Die Staatspolitische Kommission (SPK) des Ständerates lehnt die Minarett-Initiative klar ab. Die Volksinitiative steht im Widerspruch zu zentralen Grundwerten der Schweiz und verstösst gegen das Völkerrecht. Statt den islamistischen Extremismus zu bekämpfen, leistet sie ungewollt solchen Tendenzen Vorschub.

Nachdem der Nationalrat in der vergangenen Frühjahrssession Volk und Ständen die Ablehnung der Volksinitiative „Gegen den Bau von Minaretten“ empfohlen hat, beantragt die Staatspolitische Kommission (SPK) des Ständerates ihrem Rat mit 9 zu 1 Stimmen ebenfalls eine ablehnende Abstimmungsempfehlung. Ein Minarett-Verbot würde im Widerspruch stehen zu zentralen Grundsätzen der schweizerischen Rechtsordnung wie dem Gebot der rechtsgleichen Behandlung, dem Diskriminierungsverbot, der Religionsfreiheit und dem Verhältnismässigkeitsprinzip. Ein Minarett-Verbot würde die internationale Glaubwürdigkeit der Schweiz als Staat, der diese Grundwerte hochhält, beeinträchtigen.
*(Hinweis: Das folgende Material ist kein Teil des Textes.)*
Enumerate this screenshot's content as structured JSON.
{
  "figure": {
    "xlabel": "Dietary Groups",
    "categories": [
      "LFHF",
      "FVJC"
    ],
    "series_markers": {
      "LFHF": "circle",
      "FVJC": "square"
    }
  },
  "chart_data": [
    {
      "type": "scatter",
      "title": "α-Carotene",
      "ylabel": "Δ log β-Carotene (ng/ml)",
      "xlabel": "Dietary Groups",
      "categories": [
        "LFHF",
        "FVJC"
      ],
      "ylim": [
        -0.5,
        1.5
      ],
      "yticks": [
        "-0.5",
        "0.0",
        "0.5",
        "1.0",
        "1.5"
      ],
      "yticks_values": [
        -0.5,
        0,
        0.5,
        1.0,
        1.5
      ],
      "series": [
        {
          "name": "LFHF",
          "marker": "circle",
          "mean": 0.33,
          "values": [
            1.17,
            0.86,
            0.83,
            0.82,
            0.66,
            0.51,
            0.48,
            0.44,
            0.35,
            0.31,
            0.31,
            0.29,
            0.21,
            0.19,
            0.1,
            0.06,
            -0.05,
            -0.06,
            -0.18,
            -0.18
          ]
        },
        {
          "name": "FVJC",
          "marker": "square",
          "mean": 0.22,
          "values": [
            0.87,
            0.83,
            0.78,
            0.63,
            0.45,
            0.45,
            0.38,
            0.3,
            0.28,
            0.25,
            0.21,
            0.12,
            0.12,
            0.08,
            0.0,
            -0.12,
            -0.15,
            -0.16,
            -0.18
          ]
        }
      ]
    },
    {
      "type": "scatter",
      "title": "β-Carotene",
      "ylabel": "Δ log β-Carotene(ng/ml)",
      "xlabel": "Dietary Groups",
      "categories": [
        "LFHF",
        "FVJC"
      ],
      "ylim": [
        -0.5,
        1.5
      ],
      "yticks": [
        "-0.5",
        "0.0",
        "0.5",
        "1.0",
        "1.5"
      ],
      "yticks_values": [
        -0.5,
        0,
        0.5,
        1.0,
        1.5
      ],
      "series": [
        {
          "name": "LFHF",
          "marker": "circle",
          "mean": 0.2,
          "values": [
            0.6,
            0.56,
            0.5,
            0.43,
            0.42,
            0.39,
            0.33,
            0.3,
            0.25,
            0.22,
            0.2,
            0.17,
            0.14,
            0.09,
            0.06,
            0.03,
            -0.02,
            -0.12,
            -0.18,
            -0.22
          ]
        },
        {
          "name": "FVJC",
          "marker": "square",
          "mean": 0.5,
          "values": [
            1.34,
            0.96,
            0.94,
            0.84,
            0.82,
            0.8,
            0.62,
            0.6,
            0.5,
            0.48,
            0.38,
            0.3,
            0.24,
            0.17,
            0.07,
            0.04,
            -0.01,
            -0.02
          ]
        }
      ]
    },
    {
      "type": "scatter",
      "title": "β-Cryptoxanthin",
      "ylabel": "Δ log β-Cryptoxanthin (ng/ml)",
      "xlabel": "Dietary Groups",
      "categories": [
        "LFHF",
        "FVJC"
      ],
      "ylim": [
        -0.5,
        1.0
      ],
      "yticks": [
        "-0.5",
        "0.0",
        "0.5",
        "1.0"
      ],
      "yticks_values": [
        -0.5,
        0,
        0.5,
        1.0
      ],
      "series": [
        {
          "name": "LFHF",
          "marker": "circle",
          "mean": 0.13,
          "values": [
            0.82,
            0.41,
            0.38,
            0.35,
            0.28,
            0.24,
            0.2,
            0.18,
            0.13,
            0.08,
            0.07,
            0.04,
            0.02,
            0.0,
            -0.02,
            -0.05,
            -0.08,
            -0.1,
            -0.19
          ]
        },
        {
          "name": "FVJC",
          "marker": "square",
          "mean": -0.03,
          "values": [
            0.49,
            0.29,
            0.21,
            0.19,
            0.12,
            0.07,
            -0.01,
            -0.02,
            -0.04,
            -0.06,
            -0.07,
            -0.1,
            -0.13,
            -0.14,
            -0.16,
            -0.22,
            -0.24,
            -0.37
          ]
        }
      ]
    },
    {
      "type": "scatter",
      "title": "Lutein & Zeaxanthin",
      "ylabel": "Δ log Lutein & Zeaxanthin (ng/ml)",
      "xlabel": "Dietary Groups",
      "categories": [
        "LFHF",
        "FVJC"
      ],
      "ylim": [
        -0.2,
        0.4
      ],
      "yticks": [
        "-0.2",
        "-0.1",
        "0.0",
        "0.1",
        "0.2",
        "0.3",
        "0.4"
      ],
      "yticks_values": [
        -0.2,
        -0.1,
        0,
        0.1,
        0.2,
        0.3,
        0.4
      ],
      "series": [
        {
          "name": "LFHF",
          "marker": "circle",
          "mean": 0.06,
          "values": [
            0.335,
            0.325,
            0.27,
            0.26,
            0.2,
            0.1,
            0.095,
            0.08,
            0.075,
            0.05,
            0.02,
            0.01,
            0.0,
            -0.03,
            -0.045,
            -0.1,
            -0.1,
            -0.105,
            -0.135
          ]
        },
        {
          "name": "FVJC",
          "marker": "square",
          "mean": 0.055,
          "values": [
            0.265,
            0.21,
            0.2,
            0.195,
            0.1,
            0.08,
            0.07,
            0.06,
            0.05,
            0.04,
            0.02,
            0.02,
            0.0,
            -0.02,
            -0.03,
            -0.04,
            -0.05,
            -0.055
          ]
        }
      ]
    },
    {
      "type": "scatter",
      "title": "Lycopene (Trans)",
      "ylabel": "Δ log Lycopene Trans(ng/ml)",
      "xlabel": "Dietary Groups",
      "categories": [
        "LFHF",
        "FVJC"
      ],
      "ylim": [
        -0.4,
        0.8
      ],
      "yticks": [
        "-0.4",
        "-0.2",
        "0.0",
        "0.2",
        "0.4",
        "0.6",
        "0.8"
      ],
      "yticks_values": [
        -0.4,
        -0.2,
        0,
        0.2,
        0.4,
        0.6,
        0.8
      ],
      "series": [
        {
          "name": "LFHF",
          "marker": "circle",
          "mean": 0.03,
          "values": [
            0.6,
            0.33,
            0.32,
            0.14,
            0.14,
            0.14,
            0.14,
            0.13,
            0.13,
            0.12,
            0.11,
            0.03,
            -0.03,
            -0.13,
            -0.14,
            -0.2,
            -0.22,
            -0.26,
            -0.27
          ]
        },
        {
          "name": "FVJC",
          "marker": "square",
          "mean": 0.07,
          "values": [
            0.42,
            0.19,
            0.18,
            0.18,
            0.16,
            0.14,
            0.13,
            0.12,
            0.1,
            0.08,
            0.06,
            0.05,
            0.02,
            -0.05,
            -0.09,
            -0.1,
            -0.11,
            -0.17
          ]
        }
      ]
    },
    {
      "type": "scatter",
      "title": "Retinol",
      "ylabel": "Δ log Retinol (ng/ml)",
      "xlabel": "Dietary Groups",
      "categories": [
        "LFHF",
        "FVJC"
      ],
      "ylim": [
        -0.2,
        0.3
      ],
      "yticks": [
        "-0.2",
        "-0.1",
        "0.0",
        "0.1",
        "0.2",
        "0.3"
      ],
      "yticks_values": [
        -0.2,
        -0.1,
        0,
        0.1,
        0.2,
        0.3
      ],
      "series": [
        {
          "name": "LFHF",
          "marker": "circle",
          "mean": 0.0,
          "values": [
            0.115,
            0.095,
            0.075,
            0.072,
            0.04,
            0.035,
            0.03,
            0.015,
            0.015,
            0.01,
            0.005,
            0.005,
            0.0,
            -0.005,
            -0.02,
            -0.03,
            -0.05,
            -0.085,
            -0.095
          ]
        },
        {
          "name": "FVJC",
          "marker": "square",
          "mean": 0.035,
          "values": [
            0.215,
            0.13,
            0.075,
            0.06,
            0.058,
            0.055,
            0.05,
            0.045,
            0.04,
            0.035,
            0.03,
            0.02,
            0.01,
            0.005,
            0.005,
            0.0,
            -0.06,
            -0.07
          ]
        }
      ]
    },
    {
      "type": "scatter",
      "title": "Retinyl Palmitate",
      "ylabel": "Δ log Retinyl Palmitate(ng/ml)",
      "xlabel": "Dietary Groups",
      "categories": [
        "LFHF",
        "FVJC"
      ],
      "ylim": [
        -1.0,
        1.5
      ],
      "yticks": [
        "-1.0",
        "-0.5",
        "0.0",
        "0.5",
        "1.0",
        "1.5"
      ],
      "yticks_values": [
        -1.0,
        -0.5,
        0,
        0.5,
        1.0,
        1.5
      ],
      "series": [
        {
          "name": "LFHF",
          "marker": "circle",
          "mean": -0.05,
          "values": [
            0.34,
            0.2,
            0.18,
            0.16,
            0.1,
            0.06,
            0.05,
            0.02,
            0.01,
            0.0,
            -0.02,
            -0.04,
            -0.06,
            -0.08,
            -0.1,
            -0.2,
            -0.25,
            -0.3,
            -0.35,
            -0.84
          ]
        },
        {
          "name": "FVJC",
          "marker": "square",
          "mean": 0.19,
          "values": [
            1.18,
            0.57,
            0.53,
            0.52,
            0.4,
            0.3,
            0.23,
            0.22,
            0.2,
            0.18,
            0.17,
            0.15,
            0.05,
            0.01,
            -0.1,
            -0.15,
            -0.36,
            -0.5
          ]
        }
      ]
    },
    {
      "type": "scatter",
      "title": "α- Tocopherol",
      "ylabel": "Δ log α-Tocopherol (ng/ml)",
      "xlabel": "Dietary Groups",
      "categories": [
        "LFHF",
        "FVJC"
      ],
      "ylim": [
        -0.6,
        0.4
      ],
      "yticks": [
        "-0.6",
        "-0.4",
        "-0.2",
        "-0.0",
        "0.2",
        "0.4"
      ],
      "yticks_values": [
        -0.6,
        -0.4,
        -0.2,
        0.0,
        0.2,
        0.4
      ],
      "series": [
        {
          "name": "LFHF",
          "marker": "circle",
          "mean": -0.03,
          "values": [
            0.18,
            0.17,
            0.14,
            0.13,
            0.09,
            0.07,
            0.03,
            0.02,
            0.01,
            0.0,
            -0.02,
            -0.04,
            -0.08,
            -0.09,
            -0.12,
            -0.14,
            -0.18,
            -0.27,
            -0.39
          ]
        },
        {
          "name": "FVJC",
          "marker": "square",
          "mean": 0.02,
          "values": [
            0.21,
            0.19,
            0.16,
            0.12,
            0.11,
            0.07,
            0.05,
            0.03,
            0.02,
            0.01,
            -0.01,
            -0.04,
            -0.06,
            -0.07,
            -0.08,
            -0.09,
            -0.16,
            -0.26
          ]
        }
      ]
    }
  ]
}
Indirekt würde damit die Verletzung der Religionsfreiheit der Christen in gewissen Staaten gerechtfertigt.

Die Kommission unterstreicht, dass die schweizerische Rechtsordnung von jeder Person ungeachtet ihrer Religionszugehörigkeit, selbstverständlich auch von Personen islamischer Konfession, vollumfänglich respektiert werden muss. Dazu braucht es kein Minarett-Verbot. Im Gegenteil, diese Massnahme würde die Integration der moslemischen Bevölkerung, die in ihrer grossen Mehrheit die die schweizerische Rechtsordnung respektiert, behindern und extremistischen Tendenzen Nahrung geben.

Mit 8 zu 0 Stimmen bei zwei Enthaltungen bejaht die SPK die Gültigkeit der Volksinitiative. Der Text der Initiative widerspricht nicht den von der Bundesverfassung genannten Gültigkeitsvoraussetzungen. Das Parlament darf nicht auf dem Wege einer neuen Auslegung der Bundesverfassung Volk und Stände hindern, die durch eine Volksinitiative gestellte Frage zu beantworten.
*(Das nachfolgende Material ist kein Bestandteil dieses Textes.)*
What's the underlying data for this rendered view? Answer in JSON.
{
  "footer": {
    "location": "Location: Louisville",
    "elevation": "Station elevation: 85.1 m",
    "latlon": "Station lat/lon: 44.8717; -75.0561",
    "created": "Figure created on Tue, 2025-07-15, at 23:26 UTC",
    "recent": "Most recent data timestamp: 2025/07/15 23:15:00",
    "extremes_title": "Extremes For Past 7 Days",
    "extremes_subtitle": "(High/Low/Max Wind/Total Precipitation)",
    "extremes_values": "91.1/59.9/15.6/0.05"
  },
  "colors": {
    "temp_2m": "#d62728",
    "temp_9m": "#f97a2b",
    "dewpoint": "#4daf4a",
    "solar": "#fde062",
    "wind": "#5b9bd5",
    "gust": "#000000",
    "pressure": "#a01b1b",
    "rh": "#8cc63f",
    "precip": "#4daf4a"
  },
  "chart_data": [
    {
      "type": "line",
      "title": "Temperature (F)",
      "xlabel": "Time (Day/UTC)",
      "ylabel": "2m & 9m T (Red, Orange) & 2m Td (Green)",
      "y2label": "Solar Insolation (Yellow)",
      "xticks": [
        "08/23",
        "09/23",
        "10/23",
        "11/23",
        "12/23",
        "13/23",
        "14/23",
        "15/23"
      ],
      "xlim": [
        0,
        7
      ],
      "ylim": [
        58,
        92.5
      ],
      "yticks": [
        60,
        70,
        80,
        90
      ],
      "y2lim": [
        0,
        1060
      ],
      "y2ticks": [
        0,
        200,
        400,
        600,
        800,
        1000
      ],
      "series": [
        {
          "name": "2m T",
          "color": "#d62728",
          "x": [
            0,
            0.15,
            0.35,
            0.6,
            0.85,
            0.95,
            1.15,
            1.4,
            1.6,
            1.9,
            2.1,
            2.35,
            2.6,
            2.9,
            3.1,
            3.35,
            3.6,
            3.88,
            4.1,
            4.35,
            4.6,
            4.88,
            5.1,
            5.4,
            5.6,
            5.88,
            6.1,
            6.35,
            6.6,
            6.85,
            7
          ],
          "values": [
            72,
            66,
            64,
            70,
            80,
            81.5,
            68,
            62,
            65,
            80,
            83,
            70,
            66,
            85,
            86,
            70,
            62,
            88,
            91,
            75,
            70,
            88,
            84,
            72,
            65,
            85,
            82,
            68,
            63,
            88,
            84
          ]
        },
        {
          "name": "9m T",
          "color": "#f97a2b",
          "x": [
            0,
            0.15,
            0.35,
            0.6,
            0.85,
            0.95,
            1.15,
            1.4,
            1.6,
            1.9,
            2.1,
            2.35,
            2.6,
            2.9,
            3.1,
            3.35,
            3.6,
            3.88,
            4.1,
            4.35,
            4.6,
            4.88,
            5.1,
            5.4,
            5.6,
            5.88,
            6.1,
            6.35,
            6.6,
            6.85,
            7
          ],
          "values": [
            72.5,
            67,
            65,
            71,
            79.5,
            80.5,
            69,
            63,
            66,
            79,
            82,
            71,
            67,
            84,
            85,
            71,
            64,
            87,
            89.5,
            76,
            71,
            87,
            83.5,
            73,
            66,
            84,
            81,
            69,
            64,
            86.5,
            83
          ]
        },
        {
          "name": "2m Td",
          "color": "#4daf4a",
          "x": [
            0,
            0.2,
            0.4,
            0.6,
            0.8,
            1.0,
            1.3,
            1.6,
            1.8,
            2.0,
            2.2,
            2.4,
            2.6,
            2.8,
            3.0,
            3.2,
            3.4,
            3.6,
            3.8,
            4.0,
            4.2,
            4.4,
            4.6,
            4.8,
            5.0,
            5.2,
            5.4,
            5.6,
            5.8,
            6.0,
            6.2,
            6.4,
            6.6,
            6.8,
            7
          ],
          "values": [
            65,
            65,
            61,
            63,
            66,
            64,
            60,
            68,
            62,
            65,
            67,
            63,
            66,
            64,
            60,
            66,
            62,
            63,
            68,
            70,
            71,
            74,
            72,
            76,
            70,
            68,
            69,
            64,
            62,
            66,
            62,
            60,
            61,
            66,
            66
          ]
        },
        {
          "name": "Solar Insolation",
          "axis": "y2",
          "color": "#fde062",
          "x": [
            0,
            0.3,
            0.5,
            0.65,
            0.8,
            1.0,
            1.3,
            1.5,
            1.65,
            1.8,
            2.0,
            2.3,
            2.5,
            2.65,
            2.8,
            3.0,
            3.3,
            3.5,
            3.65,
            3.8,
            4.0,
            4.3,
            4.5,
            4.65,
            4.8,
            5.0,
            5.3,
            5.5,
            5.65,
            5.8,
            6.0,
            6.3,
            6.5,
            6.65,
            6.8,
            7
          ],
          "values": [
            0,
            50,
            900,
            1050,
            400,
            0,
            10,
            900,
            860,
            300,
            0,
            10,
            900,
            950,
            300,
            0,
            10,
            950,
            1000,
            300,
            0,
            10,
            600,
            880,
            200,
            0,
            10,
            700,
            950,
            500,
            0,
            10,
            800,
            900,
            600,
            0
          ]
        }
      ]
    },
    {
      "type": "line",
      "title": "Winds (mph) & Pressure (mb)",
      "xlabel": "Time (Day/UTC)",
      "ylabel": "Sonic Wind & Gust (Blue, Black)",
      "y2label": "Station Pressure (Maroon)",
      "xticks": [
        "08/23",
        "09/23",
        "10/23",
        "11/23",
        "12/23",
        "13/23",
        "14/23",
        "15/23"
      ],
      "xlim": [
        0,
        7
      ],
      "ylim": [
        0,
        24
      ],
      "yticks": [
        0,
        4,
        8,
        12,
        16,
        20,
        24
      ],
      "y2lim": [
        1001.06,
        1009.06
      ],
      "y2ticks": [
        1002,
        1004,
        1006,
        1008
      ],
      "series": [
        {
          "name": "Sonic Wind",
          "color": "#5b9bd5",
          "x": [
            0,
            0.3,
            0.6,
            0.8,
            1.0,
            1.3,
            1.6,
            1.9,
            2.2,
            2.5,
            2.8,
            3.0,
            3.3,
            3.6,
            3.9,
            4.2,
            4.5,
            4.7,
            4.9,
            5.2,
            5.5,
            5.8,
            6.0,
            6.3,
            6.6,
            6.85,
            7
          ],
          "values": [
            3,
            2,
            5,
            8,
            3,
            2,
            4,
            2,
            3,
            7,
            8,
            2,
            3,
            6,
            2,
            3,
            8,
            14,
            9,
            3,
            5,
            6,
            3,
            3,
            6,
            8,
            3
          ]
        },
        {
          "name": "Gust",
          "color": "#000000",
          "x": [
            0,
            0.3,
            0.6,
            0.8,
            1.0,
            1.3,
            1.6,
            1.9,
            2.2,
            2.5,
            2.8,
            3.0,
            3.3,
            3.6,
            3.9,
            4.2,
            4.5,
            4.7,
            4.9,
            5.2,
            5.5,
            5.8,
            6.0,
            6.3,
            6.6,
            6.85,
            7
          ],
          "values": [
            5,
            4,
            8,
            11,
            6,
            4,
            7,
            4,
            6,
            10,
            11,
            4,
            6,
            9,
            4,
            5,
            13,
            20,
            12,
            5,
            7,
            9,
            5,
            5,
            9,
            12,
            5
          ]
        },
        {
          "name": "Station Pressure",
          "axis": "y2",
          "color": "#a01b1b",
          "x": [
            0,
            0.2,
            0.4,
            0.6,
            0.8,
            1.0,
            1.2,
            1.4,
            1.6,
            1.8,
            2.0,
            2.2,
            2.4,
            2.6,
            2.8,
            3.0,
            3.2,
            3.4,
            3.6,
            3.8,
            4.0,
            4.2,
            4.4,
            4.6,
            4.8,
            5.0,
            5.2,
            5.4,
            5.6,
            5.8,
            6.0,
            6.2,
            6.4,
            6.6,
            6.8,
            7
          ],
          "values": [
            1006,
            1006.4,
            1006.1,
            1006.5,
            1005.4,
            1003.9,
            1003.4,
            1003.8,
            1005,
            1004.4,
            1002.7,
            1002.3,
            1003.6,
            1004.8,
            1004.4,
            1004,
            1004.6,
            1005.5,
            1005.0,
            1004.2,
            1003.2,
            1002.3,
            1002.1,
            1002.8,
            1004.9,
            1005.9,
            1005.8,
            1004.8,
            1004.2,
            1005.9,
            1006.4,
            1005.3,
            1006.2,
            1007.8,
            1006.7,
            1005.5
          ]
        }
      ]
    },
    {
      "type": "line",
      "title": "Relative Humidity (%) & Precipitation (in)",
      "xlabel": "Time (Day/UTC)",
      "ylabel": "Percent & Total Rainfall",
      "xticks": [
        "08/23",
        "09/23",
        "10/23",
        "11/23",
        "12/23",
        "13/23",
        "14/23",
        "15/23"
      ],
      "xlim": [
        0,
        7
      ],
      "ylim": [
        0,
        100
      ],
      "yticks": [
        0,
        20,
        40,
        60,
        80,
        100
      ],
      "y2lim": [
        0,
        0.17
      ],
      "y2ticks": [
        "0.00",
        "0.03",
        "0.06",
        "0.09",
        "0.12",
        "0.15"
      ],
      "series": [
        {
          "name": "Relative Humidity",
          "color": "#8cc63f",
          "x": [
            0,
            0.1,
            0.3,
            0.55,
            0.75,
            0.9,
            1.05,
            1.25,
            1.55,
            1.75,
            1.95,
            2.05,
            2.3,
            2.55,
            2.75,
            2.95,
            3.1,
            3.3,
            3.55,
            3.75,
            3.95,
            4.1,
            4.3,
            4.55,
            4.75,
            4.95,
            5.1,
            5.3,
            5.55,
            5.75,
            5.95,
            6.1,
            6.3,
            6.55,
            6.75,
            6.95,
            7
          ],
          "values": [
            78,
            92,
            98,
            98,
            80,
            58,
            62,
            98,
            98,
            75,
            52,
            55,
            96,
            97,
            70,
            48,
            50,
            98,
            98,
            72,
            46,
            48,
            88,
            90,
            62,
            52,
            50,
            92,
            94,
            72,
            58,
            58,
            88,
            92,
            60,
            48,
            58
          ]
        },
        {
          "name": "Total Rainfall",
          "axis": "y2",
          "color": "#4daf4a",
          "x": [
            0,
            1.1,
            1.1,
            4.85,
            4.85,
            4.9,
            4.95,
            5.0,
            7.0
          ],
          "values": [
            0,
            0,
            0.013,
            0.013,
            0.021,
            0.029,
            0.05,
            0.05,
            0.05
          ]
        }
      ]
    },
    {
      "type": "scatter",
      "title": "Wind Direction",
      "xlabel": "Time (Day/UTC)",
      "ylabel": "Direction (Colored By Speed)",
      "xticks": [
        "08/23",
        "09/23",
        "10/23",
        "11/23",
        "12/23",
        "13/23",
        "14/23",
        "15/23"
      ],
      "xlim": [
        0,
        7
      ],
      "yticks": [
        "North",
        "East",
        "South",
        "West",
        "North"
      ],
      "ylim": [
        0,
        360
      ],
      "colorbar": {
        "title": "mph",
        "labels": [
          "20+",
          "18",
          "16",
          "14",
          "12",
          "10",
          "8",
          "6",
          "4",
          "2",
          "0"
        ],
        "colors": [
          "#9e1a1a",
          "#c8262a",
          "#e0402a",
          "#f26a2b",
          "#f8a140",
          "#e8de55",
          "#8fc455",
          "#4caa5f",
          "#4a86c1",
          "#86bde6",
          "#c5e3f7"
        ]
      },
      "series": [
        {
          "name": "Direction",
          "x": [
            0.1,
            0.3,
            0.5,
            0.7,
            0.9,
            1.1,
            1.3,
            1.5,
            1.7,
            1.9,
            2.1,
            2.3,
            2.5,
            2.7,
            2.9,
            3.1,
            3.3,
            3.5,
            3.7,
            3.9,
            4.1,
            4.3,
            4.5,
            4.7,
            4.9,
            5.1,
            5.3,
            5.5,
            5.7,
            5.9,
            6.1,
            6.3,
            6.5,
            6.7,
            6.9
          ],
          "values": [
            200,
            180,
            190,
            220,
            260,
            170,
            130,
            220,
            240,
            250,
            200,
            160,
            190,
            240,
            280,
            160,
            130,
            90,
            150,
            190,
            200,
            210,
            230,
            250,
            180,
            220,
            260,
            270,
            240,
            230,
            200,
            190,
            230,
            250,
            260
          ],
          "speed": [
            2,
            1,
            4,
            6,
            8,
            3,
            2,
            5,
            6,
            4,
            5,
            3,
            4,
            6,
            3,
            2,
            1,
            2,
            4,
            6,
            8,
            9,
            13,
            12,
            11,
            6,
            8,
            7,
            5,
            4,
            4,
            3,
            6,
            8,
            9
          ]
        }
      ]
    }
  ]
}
Ob die Bundesverfassung in der Weise geändert werden soll, dass künftig strengere Gültigkeitsvoraussetzungen gelten, lässt die SPK zurzeit noch offen. Sie hat ihre Stellungnahme zu einer vom Nationalrat gutgeheissenen parlamentarischen Initiative (07.477 Pa.Iv. Vischer. Gültigkeit von Volksinitiativen) ausgesetzt, bis der Bundesrat in voraussichtlich wenigen Monaten seinen von einem Postulat des Ständerates verlangten Bericht zum Verhältnis von Völkerrecht und Landesrecht dem Parlament unterbreitet haben wird.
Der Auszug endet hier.